Dr. Harris, who obtained his master’s of public health from the University of Illinois at Chicago in 1976, was the longtime proprietor of the Chatham-Avalon Medical Center — the largest African-American-owned medical center on the city’s South Side. He opened it in 1986, selling it when he retired in the late ’90s.

Dr. Herbert C. Harris served in the U.S. Army during the Korean War. | Provided photo

Dr. Herbert C. Harris served in the U.S. Army during the Korean War. | Provided photo

Listed in Who’s Who in America, Dr. Harris was a lifetime member of the NAACP and member of Alpha Phi Alpha Fraternity, Inc. Founder and CEO of the former Daniel Hale Williams Health Center, he was past president of the Lincoln Dental Society and a member of the National Dental Association, American Public Health Association and several other organizations.

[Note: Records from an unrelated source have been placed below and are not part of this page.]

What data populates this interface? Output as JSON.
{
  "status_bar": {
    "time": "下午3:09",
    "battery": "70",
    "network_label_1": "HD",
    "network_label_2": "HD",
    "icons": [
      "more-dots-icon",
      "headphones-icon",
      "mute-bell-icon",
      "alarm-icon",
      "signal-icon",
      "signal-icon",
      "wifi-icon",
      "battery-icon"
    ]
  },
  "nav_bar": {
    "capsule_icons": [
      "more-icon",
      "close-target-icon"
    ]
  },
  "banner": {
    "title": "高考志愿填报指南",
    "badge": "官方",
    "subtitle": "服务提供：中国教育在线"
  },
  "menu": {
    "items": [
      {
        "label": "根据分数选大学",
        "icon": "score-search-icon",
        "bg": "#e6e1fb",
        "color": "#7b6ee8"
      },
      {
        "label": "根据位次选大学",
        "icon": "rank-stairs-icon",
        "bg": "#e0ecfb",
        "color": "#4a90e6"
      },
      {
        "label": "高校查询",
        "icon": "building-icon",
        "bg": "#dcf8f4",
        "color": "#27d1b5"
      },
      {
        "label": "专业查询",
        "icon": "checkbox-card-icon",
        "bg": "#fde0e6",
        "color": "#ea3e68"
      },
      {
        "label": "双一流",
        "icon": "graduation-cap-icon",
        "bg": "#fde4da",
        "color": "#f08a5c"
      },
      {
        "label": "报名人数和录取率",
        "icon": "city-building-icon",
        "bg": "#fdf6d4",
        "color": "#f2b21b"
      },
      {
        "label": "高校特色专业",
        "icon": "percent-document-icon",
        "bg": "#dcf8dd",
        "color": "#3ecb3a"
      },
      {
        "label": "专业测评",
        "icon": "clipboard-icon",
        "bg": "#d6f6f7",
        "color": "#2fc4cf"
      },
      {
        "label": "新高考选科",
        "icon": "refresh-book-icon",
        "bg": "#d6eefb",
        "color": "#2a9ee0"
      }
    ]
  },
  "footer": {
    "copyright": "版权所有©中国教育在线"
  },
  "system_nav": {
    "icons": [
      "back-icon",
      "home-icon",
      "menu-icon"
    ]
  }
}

Dr. Harris remained devoted to Meharry throughout his lifetime, serving on the college’s board of trustees and as president of the Meharry National Alumni Association. He is credited with training and supporting untold numbers of aspiring physicians  through generous contributions of both time and money to the historic school.

“Dr. Harris was the most exemplary alumnus of Meharry whom I ever met,” said Henry Moses, a Meharry professor emeritus and executive director of the alumni association. “He mentored. He advised. He gave significant financial support and practiced excellent dentistry.”

Dr. Kimbra Bell, assistant professor of clinical medicine at Northwestern Memorial Hospital, who currently serves on Meharry’s board of trustees and is current president of its national alumni association, added, “Dr. Harris was a Meharry legend. He was a very devoted and impassioned Meharrian, truly invested in the success of the college. He was an incredible man. I am honored to follow in his steps.”

Dr. Herbert C. Harris | Provided photo

Dr. Herbert C. Harris | Provided photo

Myriad scholarships established by the late dentist include the Drs. Herbert C. and Mildred C. Scholarship Fund for students interested in dentistry at Meharry, and the Herbert Harris Family Foundation Scholarship at U of A Pine Bluff. The recipient of numerous professional awards, he was honored with his undergraduate alma mater’s Legacy Award in 2017.

“It is in the selfless life that we live a victorious life, and so I’m just so grateful to God for giving him to me as a husband,” said his wife. “He had a passion for what he was able to accomplish as a physician. It was a high bar for him, and he was able to jump that bar. So he just kept pouring back into trying to encourage others, to let them know that they too, if they had a vision and stayed with that vision, that they could fulfill the dream of the vision they had within.”

Besides his wife, he is survived by a host of nieces and nephews.

Funeral services will be held at 11 a.m. Friday at Cosmopolitan Community Church, 5249 S. Wabash Ave. Visitation will be at 10 a.m. at the church. Burial will be in Abraham Lincoln National Cemetery, Elwood, Ill.